In this perspective I question, from this simple work of colors and dyes, various issues such as local production, sourcing of materials, atmospheric pollution or the place of agriculture in fashion.
For a long time, fashion has operated in isolation, far from the challenges of sustainable development, but it is now being asked to become more involved. This "Meteorological Wardrobe" is fully in line with this trend and tries to go further than the simple practice of vegetable dyeing.
Indeed, by using resources from wild harvesting and renewable energies such as rainwater and solar energy, my approach aims to fully inscribe and associate each production with a specific territory.
The installation of a rainwater recovery system minimises the use of running water, which is not negligible in this type of approach since the dyeing processes require not far from ten litres to dye approximately 100g of fabric.
In addition, beyond this ecological aspect, the pH of the rainwater collected is very important in my creative process.
Indeed, the pH of the water used for the dyeing baths is important in the rendering of the final color. Depending on whether the pH is acidic or alkaline, the dyed color will be more or less bright or dull.
Knowing that rainwater has a specific pH, ranging from 5.7 to 2 depending on atmospheric pollution, the dye will be directly impregnated by the quality of the rainwater collected.

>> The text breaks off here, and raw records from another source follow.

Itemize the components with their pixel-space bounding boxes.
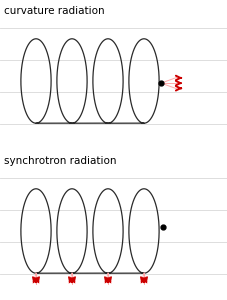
Text: curvature radiation: curvature radiation [4, 6, 104, 16]
Text: synchrotron radiation: synchrotron radiation [4, 156, 116, 166]
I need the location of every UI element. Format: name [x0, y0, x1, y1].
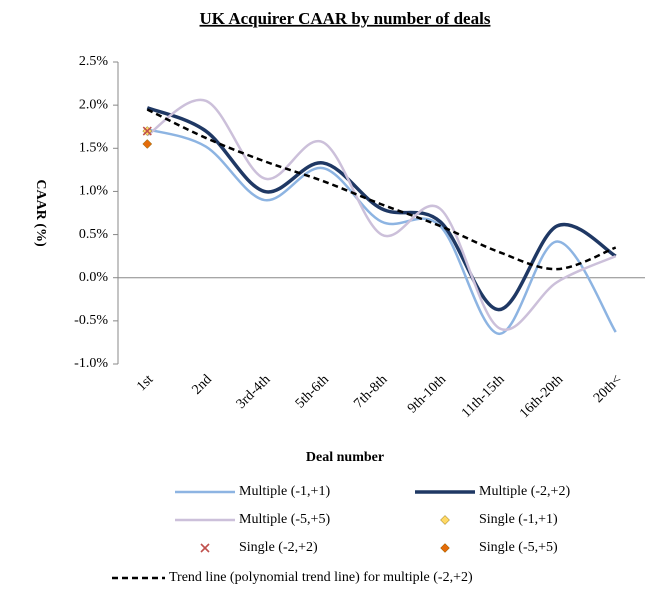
y-axis-title: CAAR (%): [33, 179, 48, 247]
y-tick-label: 0.0%: [79, 270, 109, 285]
x-tick-label: 3rd-4th: [234, 372, 274, 412]
marker-stroke: [142, 126, 152, 136]
legend-swatch: [200, 543, 210, 553]
legend-label: Multiple (-5,+5): [239, 512, 330, 527]
legend-label: Single (-1,+1): [479, 512, 558, 527]
x-tick-label: 7th-8th: [351, 372, 390, 411]
legend-label: Trend line (polynomial trend line) for m…: [169, 570, 473, 585]
data-marker: [142, 139, 153, 149]
x-tick-label: 5th-6th: [293, 372, 332, 411]
legend-swatch: [440, 515, 450, 525]
legend-label: Multiple (-2,+2): [479, 484, 570, 499]
x-tick-label: 1st: [134, 372, 156, 394]
y-tick-label: 2.5%: [79, 54, 109, 69]
series-line: [146, 108, 617, 271]
data-marker: [142, 126, 152, 136]
x-axis-title: Deal number: [306, 450, 384, 465]
chart-title: UK Acquirer CAAR by number of deals: [200, 9, 491, 28]
y-tick-label: 2.0%: [79, 97, 109, 112]
x-tick-label: 9th-10th: [405, 372, 449, 416]
y-tick-label: 0.5%: [79, 227, 109, 242]
y-tick-label: -0.5%: [74, 313, 108, 328]
legend-label: Single (-5,+5): [479, 540, 558, 555]
marker-stroke: [200, 543, 210, 553]
y-tick-label: 1.5%: [79, 141, 109, 156]
legend-label: Single (-2,+2): [239, 540, 318, 555]
x-tick-label: 2nd: [189, 372, 214, 397]
legend-swatch: [440, 543, 450, 553]
legend-label: Multiple (-1,+1): [239, 484, 330, 499]
series-line: [146, 128, 617, 336]
x-tick-label: 20th<: [591, 372, 625, 406]
series-line: [146, 98, 617, 332]
y-tick-label: -1.0%: [74, 356, 108, 371]
y-tick-label: 1.0%: [79, 184, 109, 199]
series-line: [146, 106, 617, 312]
x-tick-label: 11th-15th: [459, 372, 508, 421]
x-tick-label: 16th-20th: [517, 372, 566, 421]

Therefore, each textile piece will indicate the atmospheric quality of a territory and will thus constitute a "climatic" indicator. Indeed, depending on whether an area is more or less polluted, the color will not come out in the same way.
This Meteorological Wardrobe, through the production of the color chart and the textile pieces, attempts to demonstrate a production fully regulated by the biological rhythm. The idea would be to use this project as a mediation tool for the public to raise awareness about climate-related issues and local production.

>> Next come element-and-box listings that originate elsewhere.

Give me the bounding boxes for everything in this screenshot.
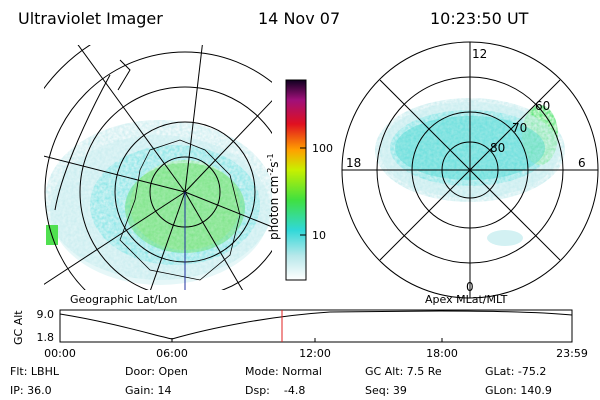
y-tick-label: 1.8 — [37, 331, 55, 344]
info-field: Dsp: -4.8 — [245, 384, 305, 397]
info-field: Flt: LBHL — [10, 365, 60, 378]
info-field: Gain: 14 — [125, 384, 172, 397]
geographic-map — [44, 45, 272, 290]
info-field: Seq: 39 — [365, 384, 407, 397]
polar-plot: 12 18 6 0 60 70 80 — [341, 41, 599, 299]
mlat-label: 80 — [490, 141, 505, 155]
x-tick-label: 23:59 — [556, 347, 588, 360]
colorbar-label: photon cm-2s-1 — [266, 153, 281, 240]
info: Flt: LBHL Door: Open Mode: Normal GC Alt: 7… — [10, 365, 552, 397]
mlt-label: 12 — [472, 47, 487, 61]
instrument-title: Ultraviolet Imager — [18, 9, 163, 28]
mlt-label: 18 — [346, 156, 361, 170]
label-text: photon cm — [267, 176, 281, 240]
colorbar-tick: 100 — [312, 142, 333, 155]
mlat-label: 70 — [512, 121, 527, 135]
y-tick-label: 9.0 — [37, 308, 55, 321]
x-tick-label: 18:00 — [426, 347, 458, 360]
info-field: GC Alt: 7.5 Re — [365, 365, 442, 378]
x-tick-label: 12:00 — [299, 347, 331, 360]
y-axis-label: GC Alt — [12, 310, 25, 345]
label-exp: -1 — [266, 153, 275, 161]
mlat-label: 60 — [535, 99, 550, 113]
info-field: Door: Open — [125, 365, 188, 378]
label-exp: -2 — [266, 168, 275, 176]
colorbar-tick: 10 — [312, 229, 326, 242]
altitude-plot: GC Alt 9.0 1.8 00:00 06:00 12:00 18:00 2… — [12, 308, 588, 360]
time: 10:23:50 UT — [430, 9, 529, 28]
info-field: GLon: 140.9 — [485, 384, 552, 397]
mlt-label: 6 — [578, 156, 586, 170]
label-text: s — [267, 161, 281, 167]
date: 14 Nov 07 — [258, 9, 340, 28]
mlt-label: 0 — [466, 280, 474, 294]
x-tick-label: 00:00 — [44, 347, 76, 360]
info-field: Mode: Normal — [245, 365, 322, 378]
x-tick-label: 06:00 — [156, 347, 188, 360]
panel-label: Apex MLat/MLT — [425, 293, 508, 306]
info-field: IP: 36.0 — [10, 384, 52, 397]
panel-label: Geographic Lat/Lon — [70, 293, 177, 306]
colorbar — [285, 79, 307, 281]
info-field: GLat: -75.2 — [485, 365, 546, 378]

To date, my Meteorological Wardrobe is made up of a collection realized on a single territory, which is the Creuse in spring 2021.
In the long term I wish to be able to develop my color chart on the scale of several seasons, on different territories and under various climates. I also aspire to develop more fully the second part of the project, which is the garment.
In this sense, the grant offered by the New European Bauhaus competition would allow me to develop this meteorological wardrobe through different seasons and in different territories.